Thursday, August 1, 2013

Ryan's World

Let me give you an example.



On Monday this week Ryan, Andrew and a friend of theirs participated in a SLAMMed Poetry Seminar at the State Library of Queensland in Brisbane.  We got them in as a special home school group.  (And the more I home school, the more I realise that they learn all they need at home.  Traditional school is just an adjuvant and a place to have fun if you like going there.  This is why traditional schools fail, and will continue to fail, children from disadvantaged homes.  Schools can't replace family.  They also can't cater to the gifted and talented when they are trying to help the poor and underprivileged.  No hard feelings there.  I don't need a traditional school.  I can teach my kids at home.  The boys just go to school because they like it!  But I have no qualms about taking Andrew - or any of them - out for opportunities that I am able to better provide them on my own.  Lucky for me this is one country that agrees with me!)

I am beginning to feel more and more often that I am home schooling the wrong child.  My four boys light up the world with their energy and enthusiasm.  Ryan barely tolerates it.



Since she was going to a poetry seminar the following week, and since we really haven't found anything at all else to interest her even remotely - I decided to do poetry on Friday.  Street poetry.  Cool poetry. 

She wasn't interested in Shel Silverstein or Jack Prelutsky or Ts Elliot.  (Relax, it was 'Cats!')  No to Dr. Seuss. 

So okay, maybe she is too old for this stuff.

No to Australian Bush Poets I have on CD.

I went to my fall-back.  Miley Cyrus.  The Climb.  High School Musical.  Status Quo.  Vanessa Hudgens.  Good God, no more Vanessa Hudgens please!  Plus, there still wasn't that much interest.

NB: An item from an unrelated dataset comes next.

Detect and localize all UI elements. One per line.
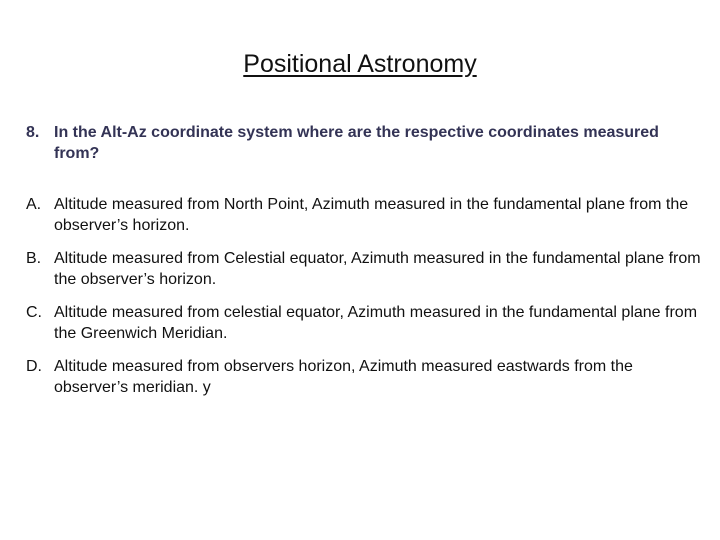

Black-Eyed Peas.  Where is the Love?  Classic.  Lady Lumps.  It's got rhythm, it's got rhyme.

Does it have a message?

I decide for myself that good poetry needs rhythm of words, needs skilled usage of words AND preferably a message.

(Oh my God!  Where do you come up with all this stuff, other mothers ask me.  Listen, this is what I'm good at.  Although I would have liked to take it up from a grade two level eventually.)

Ryan said, huh.

Justin Bieber and Will I Am.  Brilliant work.

Justin and Jaden Smith.  (Sorry Will Smith, I love your work but I couldn't find a message.)

And then we went from rap to actual street poetry via You Tube.  We learned what would happen to Jesus if he was born again as a refugee to Australia.  We learned about talking to the sky.  We learned why not to let a test result determine your fate. 

We spent an hour and forty-five minutes on words and rhythm and message.



Then Ryan asked to share her favourite poem with me.  And I knew where it would end.

One of the "My Little Pony" ponies sang some song about friendship or about trying your hardest or about rainbow clouds and cotton candy moons.  I don't know.  I wasn't listening.

Ryan spent the next hour and a half listening to "My Little Pony" songs on her tablet.  I have rarely seen her happier.  She sang along at the top of her lungs, bouncing Ian on her knee, a huge smile on her face.  She knows all the words because this is what she does alone in her room.  This is what makes her happy, what is meaningful and important to her, what she prefers over all else.



This is Ryan's World.

It is a world of magical ponies created for four year olds. 

And while she tolerates ours for bits at a time, this is where she would rather spend her time.

This is where she is happiest.

How hard must it be for her to listen to maths and biology and civil rights and poetry? How hard must it be to go through your life with no interest in what's around you?  Can you live like that?



How hard is it for me to hide the fact that I am screaming inside at the sound of one more bloody "My Little Pony" song from my thirteen year old?

Not hard at all, as it turns out.

She's too happy singing at the top of her lungs in her world to notice the tears falling down my face in mine.